The other day I had a discussion with a group of friends about competition. We were talking about the ways in which we feel like we have to compete in this world. Some of them even admitted that they secretly compete with people who don’t even kow.
In this conversation, some of my friends divulged that this competitive drive led them to feel like they had to have a great job, and nice car, the best body, and a nice pad to feel like they were successful. They, in a sense, gained validation because they outmeasured others in these areas. They didn’t just want to have any old thing, or be any old body, they wanted to have and be the best.
This was shocking to me because I am the complete opposite. To a fault. I do not care at all.

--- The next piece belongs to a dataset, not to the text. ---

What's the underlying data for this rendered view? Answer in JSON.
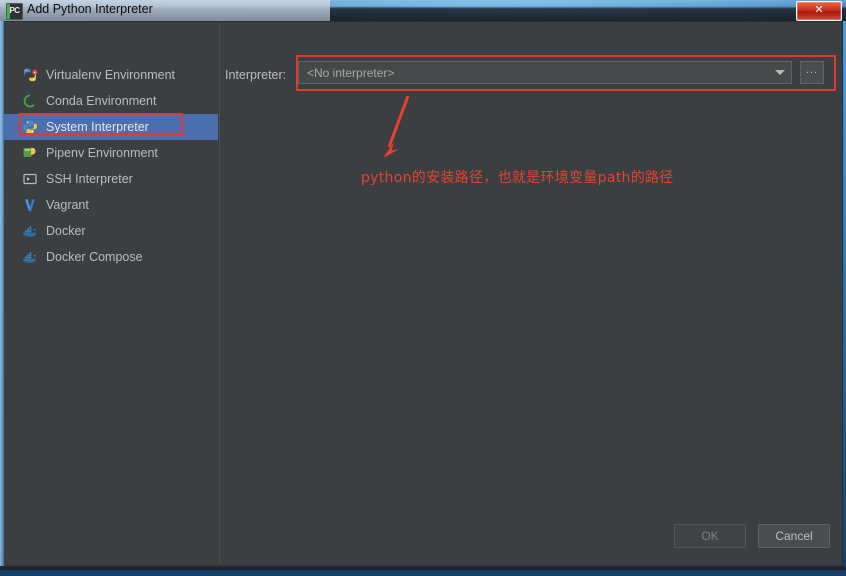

I guess you could say I have a very hard time adopting societal norms of success. The only reason I want another car is for better gas mileage. I am perfectly happy crashing at my mom’s. I’m single with no children. Why pay money to be broke and need more money to pay for the place you live but never spend time in because you’re always at work making money for the place you live but never spend time in because you’re always at work? That’s my logic. The more I love my body, the better it looks and feels to me, and I shop on the clearance rack. Like, every time.I am one of the least competitive people that I know. I just don’t have the attention span to invest my energy into what other people are doing so that I can do it “better”. Don’t get me wrong, I go HARD when it comes to Taboo and Uno, but in the game of life I don’t compete.
I’m not here to knock anyone’s way of life. I think people who are competitive tend to be really good at making money and getting the job done. Two important things. They look really good on paper, which creates opportunities for them that people like me will never get. I think people like me lead really peaceful, happy lives. I get to see the whole forest without being blinded by the trees, and I am emotionally intelligent. I’m sure that “perfection” is somewhere in the middle of these two.
The point I’m more concerned with understanding is that a little healthy competition is a good thing. It can drive you to reach your goals. However, comparing ourselves to others because of our constant need for validation is not healthy. We have to know who we are without all of our “stuff”. Everybody wants to be somebody. Well, you ARE.
Rich or poor, you are somebody. Degree or dropout, you are somebody. Bangin’ body or banged up body, you are somebody. Relationship or single, you are somebody. Popular or unseen, you are somebody. Old or young, outgoing or softspoken, weak or strong, CFO or unemployed, no matter who you are, who you belong to, where you come from, or what you do: YOU ARE SOMEBODY.
And that’s something that nobody but God can give to you. You were born that way and you will die that way. Nothing on this earth makes you more valuable than what you were already born with. Remember that.